Kalp, denizin dibindeki inciler gibidir...Gün yüzüne çıkmamış sözler ,kurulmamış cümleler, bağdaş kurmuş hayaller,
pamuk şekeri tadında gülümsemeler, luna parkında dönme dolaptaymışçasına heyecanlar ve sonsuz ünlemler...
Bazen de iliklerine kadar üşünülen titrek zamanlar, çölde kavurucu yangınlar, sert esen poyrazlar, kara kışa dönmüş buzlar, buzullar...
Aklın bile aklının ermediği,sırrın Sahibinde gizlendiği, tüm dünyanın içine gizlendiği cismi küçük kendi büyük tüm emojilerin toplandığı evdir aslında o nazlı kafes...
Bu nazlı kafesi ara ara yoklamak lazım, vatanından ayrı düşen sol yanımızın hasretlerini ,özlemlerini konuşturmak ,konuşmak lazım...Onu dinlemek,içimizde dillendirmek, dillendirdikçe de büsbütün dinlenmek lazım...

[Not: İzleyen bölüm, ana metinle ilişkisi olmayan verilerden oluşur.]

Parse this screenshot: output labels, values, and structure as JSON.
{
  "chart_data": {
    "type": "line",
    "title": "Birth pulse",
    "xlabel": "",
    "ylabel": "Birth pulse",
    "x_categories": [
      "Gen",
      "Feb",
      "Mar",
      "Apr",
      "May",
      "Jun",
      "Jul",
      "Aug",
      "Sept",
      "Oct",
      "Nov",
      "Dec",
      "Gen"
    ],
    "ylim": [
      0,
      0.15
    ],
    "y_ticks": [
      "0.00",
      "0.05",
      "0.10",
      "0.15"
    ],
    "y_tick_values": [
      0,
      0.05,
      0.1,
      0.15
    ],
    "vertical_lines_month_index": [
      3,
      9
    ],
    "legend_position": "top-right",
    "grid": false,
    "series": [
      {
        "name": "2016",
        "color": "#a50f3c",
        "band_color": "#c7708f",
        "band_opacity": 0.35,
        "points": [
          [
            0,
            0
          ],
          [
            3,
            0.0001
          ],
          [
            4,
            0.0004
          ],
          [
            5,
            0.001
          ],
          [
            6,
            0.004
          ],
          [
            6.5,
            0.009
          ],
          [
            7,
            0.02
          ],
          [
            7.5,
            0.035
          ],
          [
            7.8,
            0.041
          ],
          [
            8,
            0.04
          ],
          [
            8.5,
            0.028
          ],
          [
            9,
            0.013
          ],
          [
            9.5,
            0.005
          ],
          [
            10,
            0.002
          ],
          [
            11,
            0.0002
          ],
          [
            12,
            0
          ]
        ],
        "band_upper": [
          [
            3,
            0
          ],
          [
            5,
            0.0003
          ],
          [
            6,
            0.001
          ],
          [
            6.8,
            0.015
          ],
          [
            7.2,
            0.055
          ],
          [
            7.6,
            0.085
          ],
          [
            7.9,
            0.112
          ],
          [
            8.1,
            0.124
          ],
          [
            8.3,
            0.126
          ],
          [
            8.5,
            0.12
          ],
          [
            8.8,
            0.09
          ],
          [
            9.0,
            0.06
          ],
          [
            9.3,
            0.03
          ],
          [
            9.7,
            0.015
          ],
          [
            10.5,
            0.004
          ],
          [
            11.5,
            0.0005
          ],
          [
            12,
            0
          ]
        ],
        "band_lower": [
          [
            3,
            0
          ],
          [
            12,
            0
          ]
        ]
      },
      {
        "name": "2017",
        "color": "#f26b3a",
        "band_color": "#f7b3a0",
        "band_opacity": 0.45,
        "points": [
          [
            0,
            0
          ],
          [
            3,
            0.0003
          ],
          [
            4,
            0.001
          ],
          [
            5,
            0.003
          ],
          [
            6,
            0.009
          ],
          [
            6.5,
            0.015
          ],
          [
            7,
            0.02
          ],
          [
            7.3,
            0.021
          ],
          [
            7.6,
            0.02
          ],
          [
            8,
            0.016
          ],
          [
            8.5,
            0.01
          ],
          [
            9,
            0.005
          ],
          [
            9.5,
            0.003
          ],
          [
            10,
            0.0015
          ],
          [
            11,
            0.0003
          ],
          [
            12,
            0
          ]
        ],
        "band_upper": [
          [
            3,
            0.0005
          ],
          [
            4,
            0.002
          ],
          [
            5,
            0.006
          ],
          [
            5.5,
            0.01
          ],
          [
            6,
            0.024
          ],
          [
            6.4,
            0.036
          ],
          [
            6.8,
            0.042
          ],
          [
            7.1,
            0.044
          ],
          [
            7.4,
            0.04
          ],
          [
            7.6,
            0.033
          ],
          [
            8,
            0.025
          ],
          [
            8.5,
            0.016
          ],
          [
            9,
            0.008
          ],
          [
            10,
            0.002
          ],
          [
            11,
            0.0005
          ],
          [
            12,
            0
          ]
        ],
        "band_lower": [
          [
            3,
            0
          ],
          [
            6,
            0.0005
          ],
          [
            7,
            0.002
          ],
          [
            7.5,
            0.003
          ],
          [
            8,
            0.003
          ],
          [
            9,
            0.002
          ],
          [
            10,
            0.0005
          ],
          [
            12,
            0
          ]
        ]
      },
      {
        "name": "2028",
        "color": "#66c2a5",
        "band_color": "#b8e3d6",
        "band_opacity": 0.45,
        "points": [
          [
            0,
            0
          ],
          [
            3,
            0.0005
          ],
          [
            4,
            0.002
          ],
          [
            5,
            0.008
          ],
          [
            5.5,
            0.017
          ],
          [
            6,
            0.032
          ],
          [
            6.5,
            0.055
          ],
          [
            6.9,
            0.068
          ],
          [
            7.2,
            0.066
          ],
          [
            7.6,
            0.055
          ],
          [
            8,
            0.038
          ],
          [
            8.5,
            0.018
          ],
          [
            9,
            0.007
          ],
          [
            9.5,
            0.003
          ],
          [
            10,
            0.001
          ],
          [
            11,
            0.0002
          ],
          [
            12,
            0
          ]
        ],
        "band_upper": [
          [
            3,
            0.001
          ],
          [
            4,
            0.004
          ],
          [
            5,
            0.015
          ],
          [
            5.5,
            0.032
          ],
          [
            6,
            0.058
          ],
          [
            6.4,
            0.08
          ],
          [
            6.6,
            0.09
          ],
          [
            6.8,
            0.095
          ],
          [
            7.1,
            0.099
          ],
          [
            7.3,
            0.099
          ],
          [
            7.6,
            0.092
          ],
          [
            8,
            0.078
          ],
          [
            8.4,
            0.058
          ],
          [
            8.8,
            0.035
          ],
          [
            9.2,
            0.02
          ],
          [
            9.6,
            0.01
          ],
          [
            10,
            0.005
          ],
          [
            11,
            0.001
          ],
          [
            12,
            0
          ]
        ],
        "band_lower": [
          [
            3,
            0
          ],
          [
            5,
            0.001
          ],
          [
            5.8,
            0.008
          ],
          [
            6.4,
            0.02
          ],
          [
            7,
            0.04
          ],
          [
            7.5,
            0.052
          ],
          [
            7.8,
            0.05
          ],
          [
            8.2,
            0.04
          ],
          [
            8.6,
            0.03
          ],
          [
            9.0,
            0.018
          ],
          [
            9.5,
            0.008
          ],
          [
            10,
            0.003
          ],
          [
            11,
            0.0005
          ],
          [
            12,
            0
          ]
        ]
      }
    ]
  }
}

Gecenin evrilen saatlerinde özüne dönmek,tefekkür deryasına dalmak, iç alemi içselleştirmek, aldığın her nefese şükretmek ve yaşamın her şeye rağmen güzel olduğuna inanmak lazım...
Rengarenk duyguların sığınağı olan kalp gemisinde yol almak ,ırmaklar aşmak, denizlere ulaşmak ,denizlerle okyanuslara karışmak hatta okyanuslara liman atmak ve sonsuzluk mavisinin keyfine varmak lazım.
Ruhun açlığını doyurmak için sofralar açmak lazım. O sofralarda ne tatlılar ne yemişler ne aşlar ne meyveler vardır kim bilir ? Yeter ki kalbinin gıdası olan nimetlerin serzenişlerini duy ve gönül sofranı en genişinden açıver.
Yalnız geldiğin bu alemden yalnız gideceğin aleme revan olurken küçücük kalbinin sesine kulak vermek; seni, beni, bizi ebediyete kadar yalnız bırakmayacak olan özümüzle dost olmak ,onu hoş tutmak duruşumuz ,kimliğimiz olmalıdır vesselâm.